UPS plans to expand its use of solar energy nearly five-fold this year, by adding 26,000 solar panels to its 2,580 facilities throughout the world.
The renewable energy expansion project will cost the shipping firm about $18 million; it will begin with at least eight buildings in the U.S.
Increasing the use of renewable energy has become a targeted goal of Fortune 500 companies, and with good reason. As early as 2014, more than half of Fortune 100 companies collectively saved $1.1 billion in energy costs by rolling out renewable energy programs, according to a study.
UPS’s 1.2-megawatt installation on its facility in Parsippany, N.J.
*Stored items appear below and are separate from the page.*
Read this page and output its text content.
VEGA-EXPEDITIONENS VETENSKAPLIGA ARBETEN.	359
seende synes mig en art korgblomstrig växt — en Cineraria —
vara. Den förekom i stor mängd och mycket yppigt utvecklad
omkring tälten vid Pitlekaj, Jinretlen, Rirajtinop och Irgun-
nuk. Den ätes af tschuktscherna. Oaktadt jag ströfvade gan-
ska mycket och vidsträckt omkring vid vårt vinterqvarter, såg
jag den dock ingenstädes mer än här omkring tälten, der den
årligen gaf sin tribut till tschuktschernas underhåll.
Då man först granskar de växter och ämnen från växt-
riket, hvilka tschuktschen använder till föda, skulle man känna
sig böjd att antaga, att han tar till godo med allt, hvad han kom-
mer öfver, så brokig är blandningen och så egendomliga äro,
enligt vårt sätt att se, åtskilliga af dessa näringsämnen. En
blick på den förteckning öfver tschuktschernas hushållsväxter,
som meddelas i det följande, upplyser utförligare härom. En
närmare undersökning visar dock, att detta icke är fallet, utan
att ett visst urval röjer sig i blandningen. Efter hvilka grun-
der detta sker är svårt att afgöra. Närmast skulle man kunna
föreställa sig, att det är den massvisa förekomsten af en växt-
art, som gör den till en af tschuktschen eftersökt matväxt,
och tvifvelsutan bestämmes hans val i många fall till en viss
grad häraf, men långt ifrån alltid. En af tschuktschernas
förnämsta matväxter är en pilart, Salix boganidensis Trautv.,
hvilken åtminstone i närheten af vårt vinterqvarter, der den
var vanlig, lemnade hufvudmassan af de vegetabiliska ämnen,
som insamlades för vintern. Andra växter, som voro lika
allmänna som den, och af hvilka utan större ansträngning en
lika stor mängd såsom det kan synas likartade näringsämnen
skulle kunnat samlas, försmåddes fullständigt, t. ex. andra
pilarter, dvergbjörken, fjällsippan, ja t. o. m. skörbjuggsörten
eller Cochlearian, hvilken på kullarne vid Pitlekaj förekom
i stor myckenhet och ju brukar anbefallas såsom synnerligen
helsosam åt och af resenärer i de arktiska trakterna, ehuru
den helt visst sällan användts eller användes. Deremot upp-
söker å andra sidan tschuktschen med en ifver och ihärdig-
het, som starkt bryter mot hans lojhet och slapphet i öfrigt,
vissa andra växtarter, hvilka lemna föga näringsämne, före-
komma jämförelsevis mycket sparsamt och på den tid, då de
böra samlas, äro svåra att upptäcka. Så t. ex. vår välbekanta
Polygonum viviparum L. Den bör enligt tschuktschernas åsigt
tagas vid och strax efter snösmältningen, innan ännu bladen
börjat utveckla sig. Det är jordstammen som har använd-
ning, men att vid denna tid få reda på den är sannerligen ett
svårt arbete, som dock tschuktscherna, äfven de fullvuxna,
UPS began installing solar power in 2004 at its Palm Springs, Calif. facility; since then, the company has expanded solar to its facilities in Lakewood, Parsippany and Secaucus, N.J. Overall, UPS said, it has invested more than $750 million in alternative-fuel and advanced-technology vehicles and in fueling stations globally since 2009. In 2014, UPS said, it saved nearly $200 million from its renewable energy program.
Once the new solar is installed, UPS’s own solar power generating capacity will increase by about 10 megawatts, or enough electricity to power about 1,200 U.S. homes annually. The expanded solar portfolio is expected to reduce carbon emissions by approximately 8,200 metric tonnes per year, the company said.
“Solar technology is a proven way to effectively and efficiently provide long-term power to our facilities,” Bill Moir, director of facilities procurement for UPS, said in a statement. “We have a significant number of facilities that are well positioned to deploy solar at scale and increase our sustainable energy options for our buildings and electric vehicles.”